Dementia with Lewy Bodies vs Parkinson's Disease with Dementia: Different Patterns of Cortical Atrophy
Dementia with Lewy Bodies vs Parkinson's Disease with Dementia: Different Patterns of Cortical Atrophy
Abstract & Commentary
By Melissa J. Nirenberg, MD, PhD, Assistant Professor, Neurology and Neuroscience, Weill Cornell Medical College. Dr. Nirenberg does research for Boehringer-Ingelheim.
Synopsis: Dementia with Lewy bodies is associated with greater temporal, parietal, and occipital lobe atrophy than Parkinson's disease with dementia.
Source: Beyer, MK et al. Gray matter atrophy in Parkinson disease with dementia and dementia with Lewy bodies, Neurology 2007; 69(8):747-754.
The combination of dementia, parkinsonism, and Lewy body pathology occurs in both dementia with Lewy bodies (DLB) and Parkinson disease with dementia (PDD). Postmortem studies of DLB and PDD have shown widely distributed Lewy bodies, with no clear-cut pathological distinction between the two. DLB and PDD are therefore defined by consensus clinical criteria, with the onset of dementia within the first year of disease in DLB, and after at least a year of parkinsonism in PDD. Although this distinction is somewhat arbitrary, it is clinically useful for estimating prognosis and predicting responsiveness to dopaminergic medications.
In this study, the authors used MRI voxel-based morphometry (VBM) to evaluate and compare the patterns of cortical atrophy in patients who met consensus clinical criteria for DLB (n = 18), PDD (n = 15), or Alzheimer's disease (AD) (n = 21), versus healthy, elderly control subjects (n = 20). The baseline characteristics of these groups differed in several respects, with a significantly higher mean age of subjects in the DLB than the PDD or control groups, and a significantly longer duration of dementia in the DLB and AD than in the PDD group. The groups also differed in educational background, gender distribution, and current medications. Mini-mental State Examination scores were comparable in the 3 disease groups, and lower than those of control subjects.
The major finding of the study was the presence of significantly greater gray matter atrophy in the temporal, parietal, and occipital lobes in DLB than in PDD, even after statistical adjustment for age. As expected, there was also significantly greater cortical atrophy in AD than either DLB or PDD, particularly in the medial temporal lobes.

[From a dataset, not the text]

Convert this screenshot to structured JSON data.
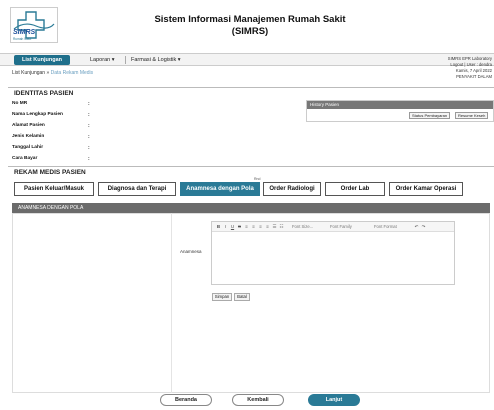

All subjects with dementia (DLB, PDD, or AD) exhibited diffuse gray matter atrophy compared with healthy, non-demented controls. The results suggest that PDD and DLB can be distinguished by differences in cortical gray matter atrophy.
Commentary
Most neurodegenerative disorders have characteristic neuropathological findings that allow for a definitive postmortem diagnosis, which can be used as a "gold standard" against which the sensitivity and specificity of clinical diagnostic criteria or biomarkers can be evaluated. DLB and PDD, however, cannot be distinguished on this basis. This highlights the need for biomarkers to distinguish between DLB and PDD, and calls into question whether they are distinct entities or part of a spectrum of Lewy body dementias.

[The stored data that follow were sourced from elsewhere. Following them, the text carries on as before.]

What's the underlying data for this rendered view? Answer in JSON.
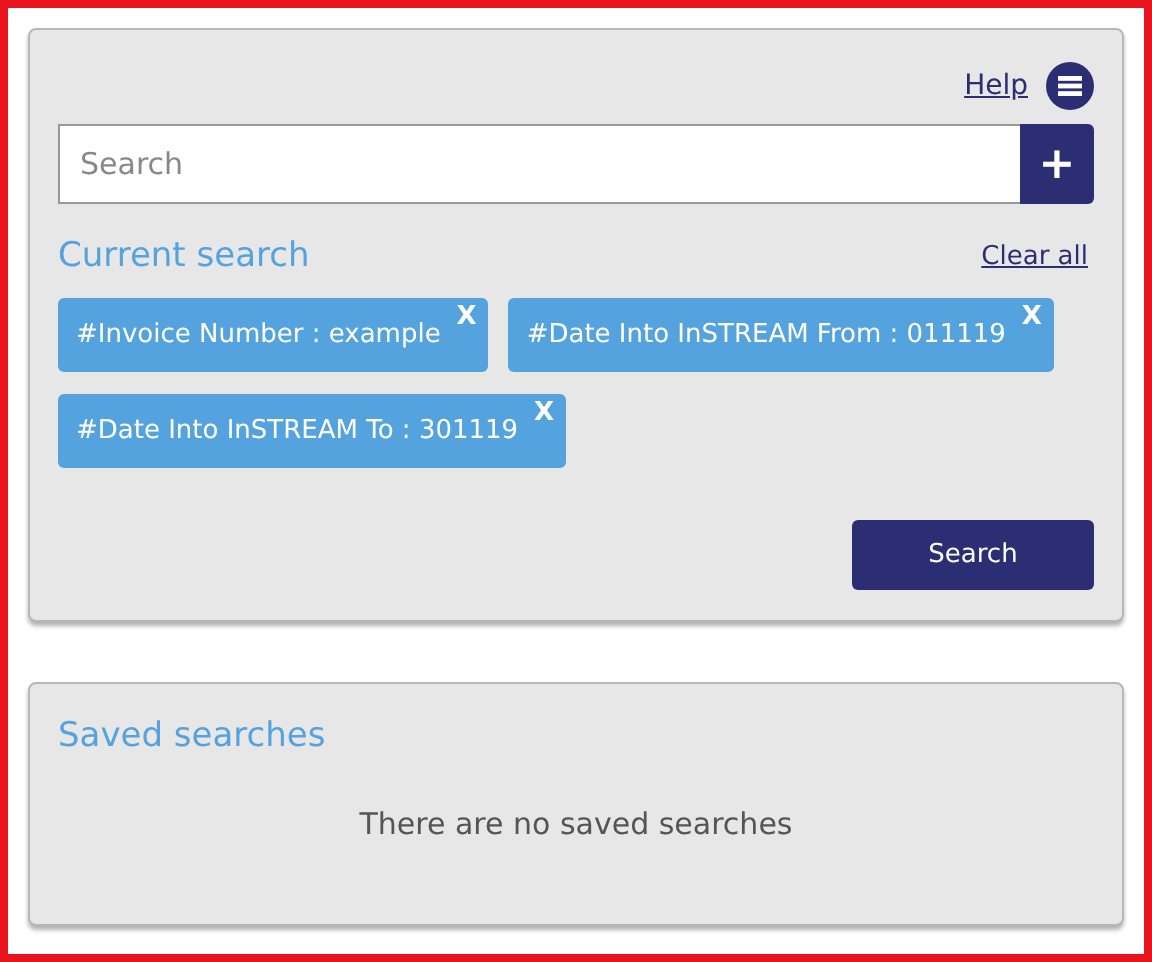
{
  "help_link": "Help",
  "search": {
    "placeholder": "Search",
    "add_button": "+"
  },
  "current_search": {
    "title": "Current search",
    "clear_all": "Clear all",
    "filters": [
      {
        "label": "#Invoice Number : example",
        "remove": "X"
      },
      {
        "label": "#Date Into InSTREAM From : 011119",
        "remove": "X"
      },
      {
        "label": "#Date Into InSTREAM To : 301119",
        "remove": "X"
      }
    ],
    "search_button": "Search"
  },
  "saved_searches": {
    "title": "Saved searches",
    "empty_message": "There are no saved searches"
  }
}
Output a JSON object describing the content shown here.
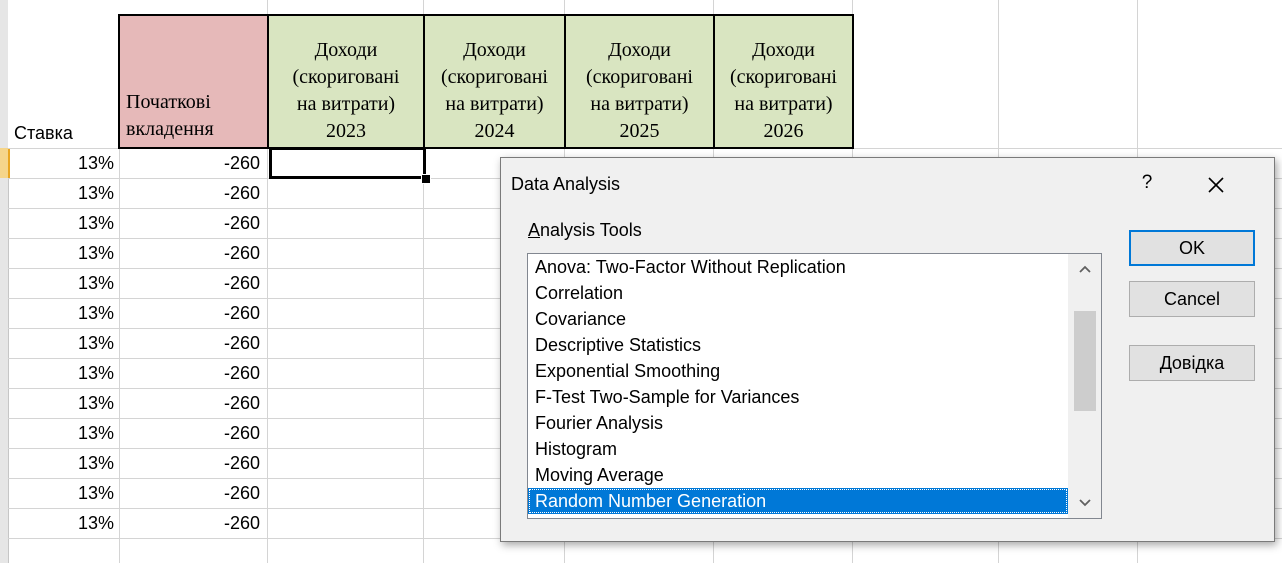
{
  "spreadsheet": {
    "headers": {
      "rate": "Ставка",
      "initial_investment_line1": "Початкові",
      "initial_investment_line2": "вкладення",
      "income_line1": "Доходи",
      "income_line2": "(скоригованi",
      "income_line3": "на витрати)",
      "years": [
        "2023",
        "2024",
        "2025",
        "2026"
      ]
    },
    "rows": [
      {
        "rate": "13%",
        "investment": "-260"
      },
      {
        "rate": "13%",
        "investment": "-260"
      },
      {
        "rate": "13%",
        "investment": "-260"
      },
      {
        "rate": "13%",
        "investment": "-260"
      },
      {
        "rate": "13%",
        "investment": "-260"
      },
      {
        "rate": "13%",
        "investment": "-260"
      },
      {
        "rate": "13%",
        "investment": "-260"
      },
      {
        "rate": "13%",
        "investment": "-260"
      },
      {
        "rate": "13%",
        "investment": "-260"
      },
      {
        "rate": "13%",
        "investment": "-260"
      },
      {
        "rate": "13%",
        "investment": "-260"
      },
      {
        "rate": "13%",
        "investment": "-260"
      },
      {
        "rate": "13%",
        "investment": "-260"
      }
    ],
    "colors": {
      "header_green": "#d9e5c1",
      "header_pink": "#e6b9b9"
    }
  },
  "dialog": {
    "title": "Data Analysis",
    "help_glyph": "?",
    "close_icon": "close-icon",
    "label_prefix": "A",
    "label_rest": "nalysis Tools",
    "tools": [
      "Anova: Two-Factor Without Replication",
      "Correlation",
      "Covariance",
      "Descriptive Statistics",
      "Exponential Smoothing",
      "F-Test Two-Sample for Variances",
      "Fourier Analysis",
      "Histogram",
      "Moving Average",
      "Random Number Generation"
    ],
    "selected_tool": "Random Number Generation",
    "buttons": {
      "ok": "OK",
      "cancel": "Cancel",
      "help_prefix": "Д",
      "help_rest": "овідка"
    },
    "accent": "#0078d7"
  }
}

This study provides new evidence that there may be greater temporal, parietal, and occipital lobe atrophy in DLB than PDD, providing an anatomical substrate for observed clinical differences between the two disorders, and supporting the hypothesis that they are distinct nosological entities. Limitations include the relatively small sample size, potential confounders (due to baseline differences between the study groups), and lack of neuropathological diagnosis. The findings contradict those of a prior VBM study in which no significant differences between DLB and PDD were observed. Future studies with larger sample sizes, more closely matched subjects, and neuropathological correlation would be helpful to confirm and expand the findings of the current study. Given the wide range of normal anatomical variation, VBM may eventually be useful for distinguishing DLB from PDD on a population basis, but is unlikely to facilitate diagnosis within individual patients.
Additional Reading:
Seppi O and Rascol O. Dementia with Lewy bodies and Parkinson disease with dementia: Can MRI make the difference? Neurology 2007; 69(8):717-718.